Sapporo will enter the Vietnamese beer market by taking a 65% stake in Kronenbourg Vietnam for nearly US$25.4m, the Japanese brewer announced today (10 December).

Kronenbourg Vietnam was previously a 50-50 joint venture between state-owned Vietnam National Tobacco Corp and Carlsberg, the Danish brewer having acquired its share of the business via its takeover of Scottish & Newcastle assets in 2008.

Sapporo will buy out Carlsberg and also take 15% of Vietnam National Tobacco's stake.

The deal is the latest in a series of overseas acquisitions for Japan's largest drinks firms, which are keen to use emerging markets in Asia to offset stagnating domestic sales.

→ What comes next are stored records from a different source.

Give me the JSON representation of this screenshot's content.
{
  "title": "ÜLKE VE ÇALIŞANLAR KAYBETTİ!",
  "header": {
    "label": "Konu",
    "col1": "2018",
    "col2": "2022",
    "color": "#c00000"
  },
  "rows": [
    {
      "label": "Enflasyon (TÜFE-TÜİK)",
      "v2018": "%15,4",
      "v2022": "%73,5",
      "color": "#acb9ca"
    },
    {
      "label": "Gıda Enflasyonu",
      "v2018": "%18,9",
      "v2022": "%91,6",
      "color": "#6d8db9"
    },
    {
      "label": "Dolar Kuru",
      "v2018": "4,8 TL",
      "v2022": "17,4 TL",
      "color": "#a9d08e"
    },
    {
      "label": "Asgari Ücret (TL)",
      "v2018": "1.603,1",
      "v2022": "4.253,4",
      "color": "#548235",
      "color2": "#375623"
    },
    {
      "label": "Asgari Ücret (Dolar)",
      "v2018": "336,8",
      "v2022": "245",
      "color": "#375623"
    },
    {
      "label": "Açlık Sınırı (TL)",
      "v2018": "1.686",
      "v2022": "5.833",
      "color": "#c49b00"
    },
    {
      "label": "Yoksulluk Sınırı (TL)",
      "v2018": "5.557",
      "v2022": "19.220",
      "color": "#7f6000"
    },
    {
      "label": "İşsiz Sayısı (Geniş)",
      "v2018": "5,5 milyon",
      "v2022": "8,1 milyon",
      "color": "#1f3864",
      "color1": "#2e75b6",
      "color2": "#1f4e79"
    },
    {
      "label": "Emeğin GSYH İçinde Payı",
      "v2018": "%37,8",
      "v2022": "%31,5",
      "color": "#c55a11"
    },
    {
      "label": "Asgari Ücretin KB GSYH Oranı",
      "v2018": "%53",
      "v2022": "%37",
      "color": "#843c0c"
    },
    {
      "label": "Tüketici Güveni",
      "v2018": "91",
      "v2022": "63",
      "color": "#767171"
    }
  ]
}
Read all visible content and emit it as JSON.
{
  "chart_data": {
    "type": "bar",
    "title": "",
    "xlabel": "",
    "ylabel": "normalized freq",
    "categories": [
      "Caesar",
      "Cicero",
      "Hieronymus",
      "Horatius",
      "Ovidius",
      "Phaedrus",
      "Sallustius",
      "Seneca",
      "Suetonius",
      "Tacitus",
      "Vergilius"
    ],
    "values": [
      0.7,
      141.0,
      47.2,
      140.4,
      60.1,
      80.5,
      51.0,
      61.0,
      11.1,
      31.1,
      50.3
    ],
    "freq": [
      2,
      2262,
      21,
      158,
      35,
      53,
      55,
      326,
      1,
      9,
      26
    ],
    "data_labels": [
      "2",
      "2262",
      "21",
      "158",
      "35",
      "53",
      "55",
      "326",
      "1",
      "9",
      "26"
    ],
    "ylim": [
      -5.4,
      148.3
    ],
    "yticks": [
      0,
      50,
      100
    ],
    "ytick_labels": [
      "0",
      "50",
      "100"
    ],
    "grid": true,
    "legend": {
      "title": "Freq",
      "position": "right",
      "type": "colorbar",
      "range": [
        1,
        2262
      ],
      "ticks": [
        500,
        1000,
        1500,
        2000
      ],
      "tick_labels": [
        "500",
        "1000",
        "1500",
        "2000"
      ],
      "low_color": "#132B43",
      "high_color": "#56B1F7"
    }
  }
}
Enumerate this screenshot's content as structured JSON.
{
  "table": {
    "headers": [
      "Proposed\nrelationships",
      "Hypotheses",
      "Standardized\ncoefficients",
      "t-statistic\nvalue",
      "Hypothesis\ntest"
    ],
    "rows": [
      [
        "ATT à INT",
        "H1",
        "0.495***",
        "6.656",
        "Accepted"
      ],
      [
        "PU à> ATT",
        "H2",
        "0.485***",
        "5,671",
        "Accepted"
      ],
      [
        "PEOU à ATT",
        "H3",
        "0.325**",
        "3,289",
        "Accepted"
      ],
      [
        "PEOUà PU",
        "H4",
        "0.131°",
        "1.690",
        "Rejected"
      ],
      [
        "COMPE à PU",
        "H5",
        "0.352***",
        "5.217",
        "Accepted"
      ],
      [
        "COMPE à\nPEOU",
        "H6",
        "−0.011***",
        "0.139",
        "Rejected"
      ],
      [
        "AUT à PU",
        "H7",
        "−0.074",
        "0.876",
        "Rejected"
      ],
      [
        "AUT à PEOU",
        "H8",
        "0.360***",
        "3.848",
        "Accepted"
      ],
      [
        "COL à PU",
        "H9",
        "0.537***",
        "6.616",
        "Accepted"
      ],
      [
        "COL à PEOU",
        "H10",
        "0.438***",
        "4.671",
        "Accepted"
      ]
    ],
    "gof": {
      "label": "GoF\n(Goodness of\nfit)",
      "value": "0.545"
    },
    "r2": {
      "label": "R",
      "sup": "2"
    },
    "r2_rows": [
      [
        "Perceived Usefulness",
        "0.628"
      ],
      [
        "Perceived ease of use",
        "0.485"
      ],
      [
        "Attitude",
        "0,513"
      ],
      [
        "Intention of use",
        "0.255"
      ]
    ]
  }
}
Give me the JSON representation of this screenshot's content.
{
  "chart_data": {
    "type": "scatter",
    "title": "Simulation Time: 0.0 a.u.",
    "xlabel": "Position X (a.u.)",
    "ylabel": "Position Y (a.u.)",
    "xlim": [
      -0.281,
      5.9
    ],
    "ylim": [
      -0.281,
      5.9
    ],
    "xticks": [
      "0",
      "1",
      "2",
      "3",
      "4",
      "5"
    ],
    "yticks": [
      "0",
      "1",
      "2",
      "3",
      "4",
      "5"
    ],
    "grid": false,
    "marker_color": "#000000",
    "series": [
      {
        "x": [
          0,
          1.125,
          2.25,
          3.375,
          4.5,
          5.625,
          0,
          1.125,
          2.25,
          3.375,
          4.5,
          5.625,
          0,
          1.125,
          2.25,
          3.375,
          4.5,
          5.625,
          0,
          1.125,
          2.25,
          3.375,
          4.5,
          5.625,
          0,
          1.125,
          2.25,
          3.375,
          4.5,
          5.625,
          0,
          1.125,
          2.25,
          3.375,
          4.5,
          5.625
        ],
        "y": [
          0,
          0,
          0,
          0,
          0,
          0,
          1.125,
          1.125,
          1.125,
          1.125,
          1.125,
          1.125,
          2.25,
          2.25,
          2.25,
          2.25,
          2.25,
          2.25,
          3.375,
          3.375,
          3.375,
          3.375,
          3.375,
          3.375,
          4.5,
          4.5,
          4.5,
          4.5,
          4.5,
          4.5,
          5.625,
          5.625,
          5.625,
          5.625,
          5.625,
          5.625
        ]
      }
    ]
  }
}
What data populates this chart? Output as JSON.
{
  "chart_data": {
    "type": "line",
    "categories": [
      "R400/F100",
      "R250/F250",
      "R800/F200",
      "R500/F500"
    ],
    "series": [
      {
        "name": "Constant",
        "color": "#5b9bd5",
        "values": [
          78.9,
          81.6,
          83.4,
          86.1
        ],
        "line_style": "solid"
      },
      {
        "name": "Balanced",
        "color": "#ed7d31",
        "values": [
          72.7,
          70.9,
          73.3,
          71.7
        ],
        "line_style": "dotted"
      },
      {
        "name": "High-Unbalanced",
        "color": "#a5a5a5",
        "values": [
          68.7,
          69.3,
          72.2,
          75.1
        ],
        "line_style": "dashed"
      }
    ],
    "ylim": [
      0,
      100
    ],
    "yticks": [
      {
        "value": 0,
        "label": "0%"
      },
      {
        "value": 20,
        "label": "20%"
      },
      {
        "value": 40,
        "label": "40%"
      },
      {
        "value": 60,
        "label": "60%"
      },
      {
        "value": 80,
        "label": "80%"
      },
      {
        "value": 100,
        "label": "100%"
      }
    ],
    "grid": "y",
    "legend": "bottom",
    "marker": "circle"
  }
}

Sapporo said that it plans to build a brewery for Kronenbourg Vietnam, which will change its name to Sapporo Vietnam Ltd following completion of the deal.

The Japanese brewer also echoed rivals Kirin Holdings, Suntory and Asahi, by asserting that international expansion is part of its long-term strategy to grow sales.

The deal frees Carlsberg to focus on its other interests in Vietnam, although it will retain control of the importation and distribution of the Kronenbourg 1664 brand.  

A spokesperson for Carlsberg told just-drinks today: "We have sold our stake as we this summer started building our own new brewery in the same area where Vietnam National Tobacco Corp planned a brewery."

He added: "We sold our stake to a company which has now passed it on to Sapporo."  

Last month, Carlsberg signed a deal to take full control of Hué Brewery in the country. In September, the Danish brewer signed a deal to raise its stake in Vietnam's Habeco brewer to 30%.

Vietnam's beer consumption is around 19 litres per capita, compared to nearer 30 litres in China and more than 100 litres in several western markets, such as Germany and the US.